As per the Tulu culture, annual chariot festivals, Nemotsava, folk ritual dances, Kambala, Yakshagana and various other rituals are across Tulunadu resume in ‘Jarde’ month of the Tulu calendar and conclude in Pattanaje. Pattanaje is setting a deadline for celebration in Tulunadu. Pattanaje Rule is practiced in Dakshina Kannada, Udupi and Kasaragod and parts of Madikeri districts of state Karnataka. The annual festivals, special Parvas and festivals held in the Divine Temples are concluded on this day. The next three months is a break and there will be no Korikatta (Cock Fight), Boothakola, Car festivals, No special festivals are held in Tulunadu temples but only regular worship and everlasting sacrifice are held as usual.
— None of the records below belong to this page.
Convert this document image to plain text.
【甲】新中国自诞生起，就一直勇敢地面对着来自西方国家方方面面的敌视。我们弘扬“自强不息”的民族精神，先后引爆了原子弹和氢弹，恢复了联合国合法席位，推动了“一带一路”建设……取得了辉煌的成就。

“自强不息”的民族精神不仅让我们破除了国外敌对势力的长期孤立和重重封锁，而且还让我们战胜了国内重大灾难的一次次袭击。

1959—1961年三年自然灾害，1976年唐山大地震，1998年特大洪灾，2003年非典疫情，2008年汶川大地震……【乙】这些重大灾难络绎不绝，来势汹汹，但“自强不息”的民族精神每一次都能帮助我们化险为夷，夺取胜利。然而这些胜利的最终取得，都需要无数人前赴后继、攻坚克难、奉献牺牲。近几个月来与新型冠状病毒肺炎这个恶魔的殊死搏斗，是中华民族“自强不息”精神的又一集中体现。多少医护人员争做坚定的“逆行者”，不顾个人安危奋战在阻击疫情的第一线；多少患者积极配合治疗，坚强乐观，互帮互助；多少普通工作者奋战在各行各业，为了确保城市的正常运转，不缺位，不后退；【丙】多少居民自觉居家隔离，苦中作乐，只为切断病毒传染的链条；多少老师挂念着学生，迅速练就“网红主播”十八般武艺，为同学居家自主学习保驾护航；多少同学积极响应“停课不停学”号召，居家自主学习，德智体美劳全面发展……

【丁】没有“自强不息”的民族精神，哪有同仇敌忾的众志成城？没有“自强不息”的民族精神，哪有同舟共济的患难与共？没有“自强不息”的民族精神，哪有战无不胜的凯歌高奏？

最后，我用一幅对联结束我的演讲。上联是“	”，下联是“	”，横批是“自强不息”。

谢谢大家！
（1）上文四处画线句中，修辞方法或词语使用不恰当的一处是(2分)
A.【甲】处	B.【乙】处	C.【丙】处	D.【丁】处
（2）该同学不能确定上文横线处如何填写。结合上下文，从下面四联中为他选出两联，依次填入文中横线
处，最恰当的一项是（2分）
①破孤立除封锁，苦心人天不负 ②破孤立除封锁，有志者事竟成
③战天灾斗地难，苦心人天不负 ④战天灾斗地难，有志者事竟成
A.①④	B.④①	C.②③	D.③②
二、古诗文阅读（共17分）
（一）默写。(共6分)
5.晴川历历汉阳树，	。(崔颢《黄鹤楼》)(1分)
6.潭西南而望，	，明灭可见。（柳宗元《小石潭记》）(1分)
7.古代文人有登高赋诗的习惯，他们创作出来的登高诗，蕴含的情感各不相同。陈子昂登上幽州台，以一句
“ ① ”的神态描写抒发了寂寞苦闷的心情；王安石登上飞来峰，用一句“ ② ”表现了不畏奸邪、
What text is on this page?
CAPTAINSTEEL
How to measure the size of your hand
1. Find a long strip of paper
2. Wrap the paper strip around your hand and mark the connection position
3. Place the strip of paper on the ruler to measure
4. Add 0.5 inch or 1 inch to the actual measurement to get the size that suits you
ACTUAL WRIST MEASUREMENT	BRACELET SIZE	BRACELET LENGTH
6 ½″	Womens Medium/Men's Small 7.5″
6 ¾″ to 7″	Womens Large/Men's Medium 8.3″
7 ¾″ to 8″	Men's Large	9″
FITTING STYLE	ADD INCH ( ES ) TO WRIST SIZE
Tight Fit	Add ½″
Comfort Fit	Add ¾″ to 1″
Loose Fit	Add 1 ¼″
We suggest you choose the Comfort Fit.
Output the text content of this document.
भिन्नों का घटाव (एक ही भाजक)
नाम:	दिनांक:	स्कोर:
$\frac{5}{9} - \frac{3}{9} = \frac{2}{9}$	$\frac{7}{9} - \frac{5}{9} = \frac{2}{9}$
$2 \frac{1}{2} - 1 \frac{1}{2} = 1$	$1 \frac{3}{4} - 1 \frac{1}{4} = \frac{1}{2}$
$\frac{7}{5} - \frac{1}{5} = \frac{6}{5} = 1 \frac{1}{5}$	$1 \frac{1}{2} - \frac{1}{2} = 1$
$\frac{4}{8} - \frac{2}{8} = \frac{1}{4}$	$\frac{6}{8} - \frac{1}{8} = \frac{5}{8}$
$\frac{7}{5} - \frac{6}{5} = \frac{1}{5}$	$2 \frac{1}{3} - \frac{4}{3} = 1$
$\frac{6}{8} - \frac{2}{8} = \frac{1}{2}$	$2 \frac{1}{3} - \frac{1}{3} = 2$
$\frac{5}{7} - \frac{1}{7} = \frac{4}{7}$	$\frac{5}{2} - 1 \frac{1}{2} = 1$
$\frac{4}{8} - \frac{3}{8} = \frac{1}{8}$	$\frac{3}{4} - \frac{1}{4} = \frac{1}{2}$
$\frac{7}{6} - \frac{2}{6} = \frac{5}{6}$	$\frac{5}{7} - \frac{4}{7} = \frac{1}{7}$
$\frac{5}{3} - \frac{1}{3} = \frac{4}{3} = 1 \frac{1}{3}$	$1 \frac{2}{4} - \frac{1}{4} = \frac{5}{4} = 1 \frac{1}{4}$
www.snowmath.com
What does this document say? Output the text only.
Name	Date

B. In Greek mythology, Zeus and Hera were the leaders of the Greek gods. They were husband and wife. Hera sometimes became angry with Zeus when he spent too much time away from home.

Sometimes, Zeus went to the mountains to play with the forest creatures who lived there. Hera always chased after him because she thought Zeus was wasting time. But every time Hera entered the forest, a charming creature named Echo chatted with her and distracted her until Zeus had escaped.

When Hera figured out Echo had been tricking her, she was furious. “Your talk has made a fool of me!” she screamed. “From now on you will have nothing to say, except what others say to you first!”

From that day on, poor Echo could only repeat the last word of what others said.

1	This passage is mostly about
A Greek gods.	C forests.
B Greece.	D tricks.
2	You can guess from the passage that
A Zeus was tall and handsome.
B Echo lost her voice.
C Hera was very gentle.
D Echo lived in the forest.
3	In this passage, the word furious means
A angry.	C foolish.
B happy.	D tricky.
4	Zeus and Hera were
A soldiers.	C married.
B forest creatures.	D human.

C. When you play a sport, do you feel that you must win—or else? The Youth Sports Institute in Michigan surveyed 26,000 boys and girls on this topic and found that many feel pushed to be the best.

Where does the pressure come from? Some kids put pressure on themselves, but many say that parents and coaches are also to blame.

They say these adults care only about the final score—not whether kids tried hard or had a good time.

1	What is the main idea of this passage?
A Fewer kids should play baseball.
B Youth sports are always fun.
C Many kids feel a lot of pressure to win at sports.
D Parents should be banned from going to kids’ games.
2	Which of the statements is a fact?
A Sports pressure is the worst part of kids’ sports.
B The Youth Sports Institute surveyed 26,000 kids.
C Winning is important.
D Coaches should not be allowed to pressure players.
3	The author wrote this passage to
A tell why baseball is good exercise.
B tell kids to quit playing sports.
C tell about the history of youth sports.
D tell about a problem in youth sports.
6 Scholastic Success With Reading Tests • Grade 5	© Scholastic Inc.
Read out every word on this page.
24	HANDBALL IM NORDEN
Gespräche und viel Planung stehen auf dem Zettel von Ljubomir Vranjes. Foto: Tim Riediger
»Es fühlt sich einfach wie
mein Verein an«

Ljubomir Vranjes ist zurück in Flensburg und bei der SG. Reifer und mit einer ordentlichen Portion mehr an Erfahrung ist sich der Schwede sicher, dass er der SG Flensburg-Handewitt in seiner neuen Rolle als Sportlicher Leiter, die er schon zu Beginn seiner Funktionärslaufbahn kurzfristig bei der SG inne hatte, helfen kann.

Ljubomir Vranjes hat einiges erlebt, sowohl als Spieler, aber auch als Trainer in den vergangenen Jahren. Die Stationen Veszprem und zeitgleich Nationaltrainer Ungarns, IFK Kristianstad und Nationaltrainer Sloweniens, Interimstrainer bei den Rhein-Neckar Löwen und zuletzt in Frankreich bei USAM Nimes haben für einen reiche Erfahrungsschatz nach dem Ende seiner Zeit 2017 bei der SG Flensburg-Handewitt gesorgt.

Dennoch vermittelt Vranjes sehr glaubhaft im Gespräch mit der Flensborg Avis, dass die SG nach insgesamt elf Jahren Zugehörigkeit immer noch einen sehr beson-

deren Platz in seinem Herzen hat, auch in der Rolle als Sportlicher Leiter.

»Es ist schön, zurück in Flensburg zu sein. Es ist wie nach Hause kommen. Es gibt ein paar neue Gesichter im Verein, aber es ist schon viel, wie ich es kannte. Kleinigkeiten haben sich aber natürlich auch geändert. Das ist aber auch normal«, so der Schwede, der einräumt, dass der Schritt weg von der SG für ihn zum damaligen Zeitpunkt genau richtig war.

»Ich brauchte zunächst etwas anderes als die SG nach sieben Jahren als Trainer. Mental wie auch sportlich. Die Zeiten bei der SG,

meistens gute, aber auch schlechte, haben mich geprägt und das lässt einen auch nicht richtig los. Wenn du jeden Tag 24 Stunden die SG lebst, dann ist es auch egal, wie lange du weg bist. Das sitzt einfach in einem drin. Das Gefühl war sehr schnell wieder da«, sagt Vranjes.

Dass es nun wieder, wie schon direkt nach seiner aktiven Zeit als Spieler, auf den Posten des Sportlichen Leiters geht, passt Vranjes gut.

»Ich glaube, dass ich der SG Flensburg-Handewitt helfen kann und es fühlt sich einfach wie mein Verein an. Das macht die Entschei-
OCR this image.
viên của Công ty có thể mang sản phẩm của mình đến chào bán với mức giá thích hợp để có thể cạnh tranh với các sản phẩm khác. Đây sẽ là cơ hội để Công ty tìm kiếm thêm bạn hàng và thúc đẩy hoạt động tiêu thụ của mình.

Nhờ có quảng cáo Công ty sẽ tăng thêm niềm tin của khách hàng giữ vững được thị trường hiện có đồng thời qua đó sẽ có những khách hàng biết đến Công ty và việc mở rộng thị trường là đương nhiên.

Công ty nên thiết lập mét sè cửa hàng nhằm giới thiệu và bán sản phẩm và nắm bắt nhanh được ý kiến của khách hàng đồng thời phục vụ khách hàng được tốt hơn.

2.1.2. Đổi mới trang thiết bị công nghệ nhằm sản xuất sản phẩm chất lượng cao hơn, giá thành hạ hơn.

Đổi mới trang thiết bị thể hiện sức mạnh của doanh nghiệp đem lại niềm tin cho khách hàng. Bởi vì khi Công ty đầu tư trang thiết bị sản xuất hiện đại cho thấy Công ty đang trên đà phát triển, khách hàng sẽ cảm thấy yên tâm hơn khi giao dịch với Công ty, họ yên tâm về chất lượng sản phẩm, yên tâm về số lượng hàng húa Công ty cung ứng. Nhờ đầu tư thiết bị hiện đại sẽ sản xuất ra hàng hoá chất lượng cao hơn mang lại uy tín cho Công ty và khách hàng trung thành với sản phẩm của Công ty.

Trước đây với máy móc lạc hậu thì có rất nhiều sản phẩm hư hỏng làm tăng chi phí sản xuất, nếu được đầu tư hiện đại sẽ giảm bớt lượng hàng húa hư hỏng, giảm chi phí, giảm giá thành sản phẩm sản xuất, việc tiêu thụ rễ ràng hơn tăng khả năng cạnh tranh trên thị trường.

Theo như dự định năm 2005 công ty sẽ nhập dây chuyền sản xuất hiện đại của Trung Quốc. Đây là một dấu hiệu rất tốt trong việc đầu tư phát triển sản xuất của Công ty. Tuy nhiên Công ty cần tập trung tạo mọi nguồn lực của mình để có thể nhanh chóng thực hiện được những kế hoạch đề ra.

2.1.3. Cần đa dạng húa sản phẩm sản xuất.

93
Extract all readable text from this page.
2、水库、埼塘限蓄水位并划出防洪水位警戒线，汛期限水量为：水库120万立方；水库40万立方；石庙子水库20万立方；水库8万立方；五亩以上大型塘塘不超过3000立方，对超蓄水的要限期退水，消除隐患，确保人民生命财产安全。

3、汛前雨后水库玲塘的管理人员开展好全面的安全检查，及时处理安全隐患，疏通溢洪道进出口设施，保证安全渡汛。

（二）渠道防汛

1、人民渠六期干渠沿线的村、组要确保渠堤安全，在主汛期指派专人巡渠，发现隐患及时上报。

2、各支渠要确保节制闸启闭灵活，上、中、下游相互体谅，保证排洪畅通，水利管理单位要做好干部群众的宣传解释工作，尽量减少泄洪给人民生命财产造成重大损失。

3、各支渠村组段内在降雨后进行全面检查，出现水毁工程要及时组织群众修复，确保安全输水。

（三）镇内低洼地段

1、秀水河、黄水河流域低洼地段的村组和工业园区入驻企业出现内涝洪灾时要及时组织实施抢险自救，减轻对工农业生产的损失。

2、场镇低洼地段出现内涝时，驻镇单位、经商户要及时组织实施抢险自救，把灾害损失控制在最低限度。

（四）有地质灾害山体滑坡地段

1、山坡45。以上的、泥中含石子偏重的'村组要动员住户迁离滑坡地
There are more than thirty folktales in Tulunadu. Some of them are run by different castes. These looms continue to run differently from Ati to Patanaje. Ati kalanja, Sonada jogi, sonada madimal, kaveri puruse, madira, mayita purse, mankali, marve, kanyapu, polsondi popini, moorle nalike, Siddavesa, karaga nalike, kandakori nalike, Keddaso leppu, etc. Out of there the role of women participation is includes Madira, Sona Madimamal, Polsodi Pope, Moorle Nalike etc.

==Custom==
On the day of Pattanaje, Guliga, Bairava, and all other place of worship of a deity, Shrine of Bhuta, Serving rice and other edibles on a plantain leaf for appeasing special spirits. Most rituals of pattanaje are held outside of house mostly in daivasthana, guligana katte, bairavaa katte or just in front of spirit stone.

==Mugera Ritual==
On this day they offer tambila to the family deities. All the family gathered at their home. Married ladies must attend the event. They should bring one young hen which has not yet laid eggs and one kilo rice, spices and pepper should be brought. The eldest person called Kapada doing all the rituals and prayed to kutumba daiva that the daughters should not get into trouble.

==Gejje Bicchapuna==
All yakshagana mela around Tulunadu region take off their costume and keep safe aside for next term it will begin on Parbo (Deepavali Generally) it is called Gejje Bicchapuna.